The depth of Serb defiance was illustrated this week as violence broke out again in Mitrovica, the ethnically divided town in northern Kosovo. On Monday, police arrested a Serb for burning Albanian cars. Serbs responded by stoning the UN police station and briefly kidnapping an officer. Although French troops eventually resolved the conflict, the demonstrations continued Tuesday, with thousands of Serbs setting up roadblocks around Mitrovica.
Only about 100,000 Serbs remain in Kosovo, less than 10 percent of the population, and Western officials have vowed that the October vote will go ahead with or without them. "If people voluntarily opt out, do not want to join, then it's their choice and they have to be blamed for it," says Daan Everts, the Organization for Security and Cooperation in Europe's highest official in Kosovo.
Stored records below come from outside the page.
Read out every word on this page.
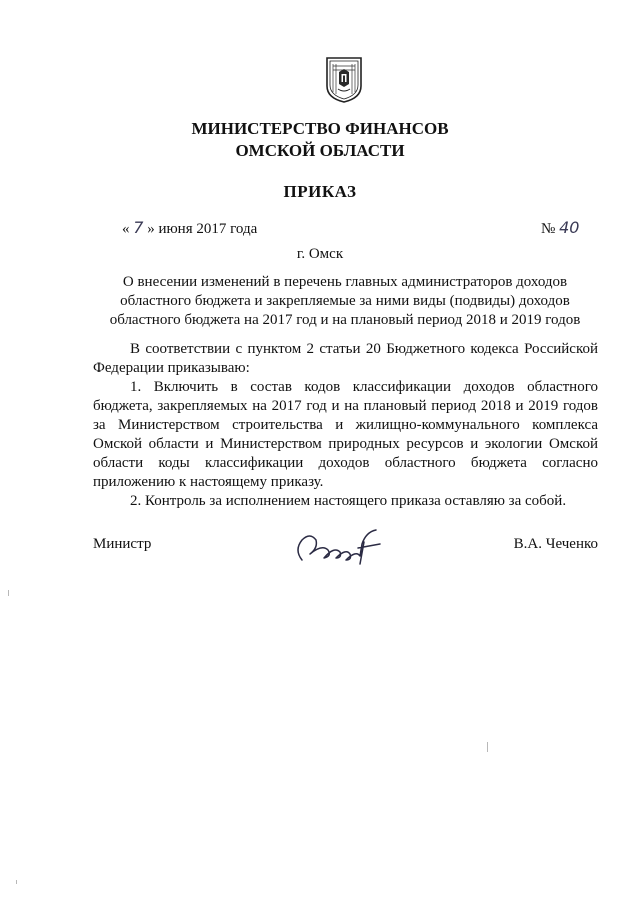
МИНИСТЕРСТВО ФИНАНСОВ
ОМСКОЙ ОБЛАСТИ
ПРИКАЗ
« 7 » июня 2017 года	№ 40
г. Омск
О внесении изменений в перечень главных администраторов доходов
областного бюджета и закрепляемые за ними виды (подвиды) доходов
областного бюджета на 2017 год и на плановый период 2018 и 2019 годов

В соответствии с пунктом 2 статьи 20 Бюджетного кодекса Российской Федерации приказываю:

1. Включить в состав кодов классификации доходов областного бюджета, закрепляемых на 2017 год и на плановый период 2018 и 2019 годов за Министерством строительства и жилищно-коммунального комплекса Омской области и Министерством природных ресурсов и экологии Омской области коды классификации доходов областного бюджета согласно приложению к настоящему приказу.

2. Контроль за исполнением настоящего приказа оставляю за собой.

Министр	В.А. Чеченко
At the same time, the Serb recalcitrance underscores the West's inability to break the grip of Yugoslav President Slobodan Milosevic. Western officials widely blame the boycott on pressure from Belgrade and radical Serbs. Last week in Leposavic, Nenad Radosavljevic, a factory manager, urged Serbs in his community to register. Mr. Radosavljevic was promptly expelled from the Serb National Council, an organization of Serb leaders in northern Kosovo. On Saturday, a group of Serbs from Mitrovica traveled to his town and effectively closed the registration station.
By holding local elections, the UN is attempting to change the distribution of power. It has required, for example, that a third of the top candidates be women. In addition, it is trying to shift authority from the central government, to help minority communities attain added cultural and language rights.
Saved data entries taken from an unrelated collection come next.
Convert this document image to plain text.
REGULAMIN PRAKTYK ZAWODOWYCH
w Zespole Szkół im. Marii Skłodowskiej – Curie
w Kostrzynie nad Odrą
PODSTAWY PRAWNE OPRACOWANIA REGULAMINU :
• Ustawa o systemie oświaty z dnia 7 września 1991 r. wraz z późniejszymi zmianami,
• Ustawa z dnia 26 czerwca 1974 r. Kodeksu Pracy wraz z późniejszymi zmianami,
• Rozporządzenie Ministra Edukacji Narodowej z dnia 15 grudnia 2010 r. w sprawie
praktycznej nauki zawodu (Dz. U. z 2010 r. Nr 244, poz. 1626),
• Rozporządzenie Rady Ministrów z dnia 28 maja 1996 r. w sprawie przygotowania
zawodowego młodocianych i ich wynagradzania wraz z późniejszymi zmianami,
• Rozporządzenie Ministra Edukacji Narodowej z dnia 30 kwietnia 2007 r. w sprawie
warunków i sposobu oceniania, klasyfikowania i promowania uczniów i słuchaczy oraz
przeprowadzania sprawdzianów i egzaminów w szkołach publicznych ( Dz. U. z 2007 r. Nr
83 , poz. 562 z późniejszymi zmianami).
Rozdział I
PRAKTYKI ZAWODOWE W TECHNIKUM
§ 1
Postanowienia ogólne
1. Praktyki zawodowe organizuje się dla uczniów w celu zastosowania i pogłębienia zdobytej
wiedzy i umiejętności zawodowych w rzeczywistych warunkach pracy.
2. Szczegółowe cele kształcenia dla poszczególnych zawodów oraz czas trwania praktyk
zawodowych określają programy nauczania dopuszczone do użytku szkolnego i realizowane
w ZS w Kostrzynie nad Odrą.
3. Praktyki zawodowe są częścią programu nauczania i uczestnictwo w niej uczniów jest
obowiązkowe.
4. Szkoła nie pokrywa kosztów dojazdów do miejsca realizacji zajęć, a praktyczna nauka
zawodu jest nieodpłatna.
Ethnic Albanian leaders wanted the UN to hold provincial elections this year. But the UN hopes that by holding local elections now and postponing a wider vote, it can give Kosovars what UN spokeswoman Nadia Younes calls "a taste of the democratic system." Perhaps more important, the UN hopes to give moderate Albanian leaders a chance to weaken the grip of radical Albanians.
Serbs are not the only ones boycotting the election. Most of Kosovo's ethnic Turks, who number about 15,000, also have refused to register. They want Turkish to be one of the official languages of Kosovo, in addition to Serbian and Albanian.
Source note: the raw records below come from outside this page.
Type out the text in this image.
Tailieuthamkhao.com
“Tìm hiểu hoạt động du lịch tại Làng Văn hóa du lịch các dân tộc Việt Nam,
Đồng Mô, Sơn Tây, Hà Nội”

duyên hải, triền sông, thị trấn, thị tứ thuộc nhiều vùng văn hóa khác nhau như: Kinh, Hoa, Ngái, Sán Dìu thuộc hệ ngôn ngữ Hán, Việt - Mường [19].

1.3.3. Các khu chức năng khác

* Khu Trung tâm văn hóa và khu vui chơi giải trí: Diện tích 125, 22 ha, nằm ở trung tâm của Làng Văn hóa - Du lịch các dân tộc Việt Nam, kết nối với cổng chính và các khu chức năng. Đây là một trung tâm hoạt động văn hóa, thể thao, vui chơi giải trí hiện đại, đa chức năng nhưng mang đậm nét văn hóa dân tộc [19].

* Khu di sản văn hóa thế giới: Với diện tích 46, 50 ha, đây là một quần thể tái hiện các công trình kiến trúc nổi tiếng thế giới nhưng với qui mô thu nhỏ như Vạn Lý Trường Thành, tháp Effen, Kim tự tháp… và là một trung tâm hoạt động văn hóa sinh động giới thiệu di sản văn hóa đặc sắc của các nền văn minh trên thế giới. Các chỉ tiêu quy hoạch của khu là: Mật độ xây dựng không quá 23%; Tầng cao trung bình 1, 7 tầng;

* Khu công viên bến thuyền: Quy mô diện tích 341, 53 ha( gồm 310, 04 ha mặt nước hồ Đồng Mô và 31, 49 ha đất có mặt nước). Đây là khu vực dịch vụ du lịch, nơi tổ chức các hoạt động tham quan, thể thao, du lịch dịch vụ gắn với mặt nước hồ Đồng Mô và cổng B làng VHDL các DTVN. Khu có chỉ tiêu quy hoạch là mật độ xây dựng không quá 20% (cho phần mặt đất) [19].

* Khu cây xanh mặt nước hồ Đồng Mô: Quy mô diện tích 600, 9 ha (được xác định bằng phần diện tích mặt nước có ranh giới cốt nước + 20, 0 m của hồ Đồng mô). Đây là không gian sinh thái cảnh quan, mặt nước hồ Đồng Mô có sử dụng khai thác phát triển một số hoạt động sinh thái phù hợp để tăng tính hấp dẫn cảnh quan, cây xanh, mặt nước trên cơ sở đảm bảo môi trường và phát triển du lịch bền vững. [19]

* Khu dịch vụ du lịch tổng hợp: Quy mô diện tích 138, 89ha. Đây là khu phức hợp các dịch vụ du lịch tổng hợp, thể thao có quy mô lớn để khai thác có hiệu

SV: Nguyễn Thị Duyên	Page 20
It's not clear what effect the boycotts will have on Kosovo's 30 municipalities. Regulations now being drafted give Kosovo's UN administrator broad powers, including the right to appoint local officials where they have not been elected. But one UN official says the world body may not want to reward Serb leaders. "We might want to let them feel a little bit their nonparticipation," he says.
Western officials tried to convince Serb leaders that taking part would demonstrate both to the West and to ethnic Albanians that they were committed to being a part of Kosovo. "Registration is a recognition of your cause," says OSCE official Mr. Everts. "So don't wait for all your conditions to be met and then register. That's putting the horse behind the wagon."
But this argument had little effect, least of all in Lipjan, a small town divided between Serbs and ethnic Albanians. Officials estimate that more than 5,000 local Serbs are eligible to register, but even the Serb staff at the registration station declined the opportunity. "We want first for our refugees to come back," says Aleksandar, a young man who would give only his first name.
Half-a-mile away, a station for ethnic Albanians had registered more than 7,500 people, getting about 50 a day as the registration period drew to a close.
"We'd like to see a government headed by Kosovars," says Arijan Qorrolli, a computer student.